透明人間作者:浦賀和宏/ 原作:/ 55点
■みえないということ
「透明」を結果的に成立させる条件は、数多く存在する。透過率が100%で屈折率が0%である。背景と同じ色である。背景も対象も複雑な模様である。観察している場所が違う。観察している時間が違う。観察者の視力に問題がある。観察者の記憶に問題がある。観察者の判断に問題がある。いずれの場合においても、観察者が存在を認識できない状態であれば、物が見えない状況は成立しうる。

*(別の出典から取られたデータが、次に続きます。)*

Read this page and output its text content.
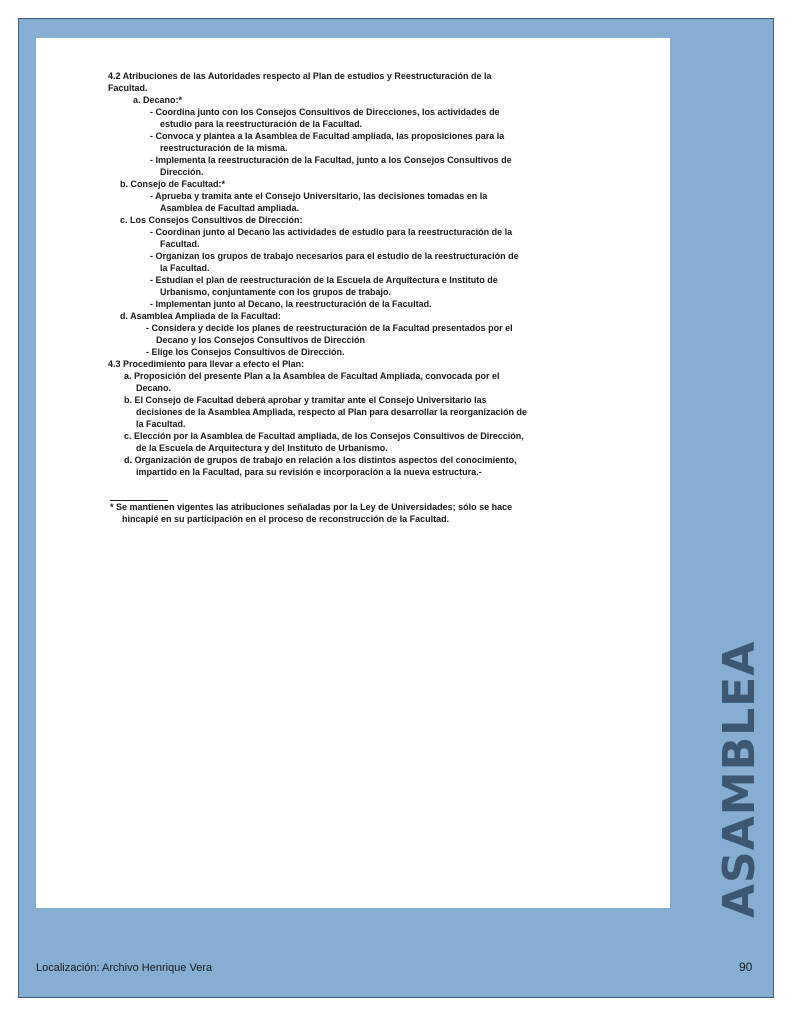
4.2 Atribuciones de las Autoridades respecto al Plan de estudios y Reestructuración de la Facultad.

a. Decano:*

- Coordina junto con los Consejos Consultivos de Direcciones, los actividades de estudio para la reestructuración de la Facultad.

- Convoca y plantea a la Asamblea de Facultad ampliada, las proposiciones para la reestructuración de la misma.

- Implementa la reestructuración de la Facultad, junto a los Consejos Consultivos de Dirección.

b. Consejo de Facultad:*

- Aprueba y tramita ante el Consejo Universitario, las decisiones tomadas en la Asamblea de Facultad ampliada.

c. Los Consejos Consultivos de Dirección:

- Coordinan junto al Decano las actividades de estudio para la reestructuración de la Facultad.

- Organizan los grupos de trabajo necesarios para el estudio de la reestructuración de la Facultad.

- Estudian el plan de reestructuración de la Escuela de Arquitectura e Instituto de Urbanismo, conjuntamente con los grupos de trabajo.

- Implementan junto al Decano, la reestructuración de la Facultad.

d. Asamblea Ampliada de la Facultad:

- Considera y decide los planes de reestructuración de la Facultad presentados por el Decano y los Consejos Consultivos de Dirección

- Elige los Consejos Consultivos de Dirección.

4.3 Procedimiento para llevar a efecto el Plan:

a. Proposición del presente Plan a la Asamblea de Facultad Ampliada, convocada por el Decano.

b. El Consejo de Facultad deberá aprobar y tramitar ante el Consejo Universitario las decisiones de la Asamblea Ampliada, respecto al Plan para desarrollar la reorganización de la Facultad.

c. Elección por la Asamblea de Facultad ampliada, de los Consejos Consultivos de Dirección, de la Escuela de Arquitectura y del Instituto de Urbanismo.

d. Organización de grupos de trabajo en relación a los distintos aspectos del conocimiento, impartido en la Facultad, para su revisión e incorporación a la nueva estructura.-

* Se mantienen vigentes las atribuciones señaladas por la Ley de Universidades; sólo se hace hincapié en su participación en el proceso de reconstrucción de la Facultad.

ASAMBLEA
Localización: Archivo Henrique Vera	90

本作品中では、物語の終盤に上記のどれにも当てはまらない「透明」が登場する。その透明度は上記のどれよりも高く、決して目に映ることはないだろう。メインの舞台となる研究室でのトリックはさほど目新しいものではない。細かい布石を読み飛ばしてしまう速読派の自分でも、話の流れである程度の想像はできてしまった。しかし、意外な形で探偵役を担うこととなる、ある人物の手によって明らかにされる、過去の事件との連携は美しい。 しかし本作品の本来の魅力はそこだけではない。心に傷を負った主人公が最後にもうひとつ「透明」なものを見つけるまでの心の成長の描写こそが、この作品を面白くしているポイントであろう。意外と小・中学生ぐらいの読者にお勧め。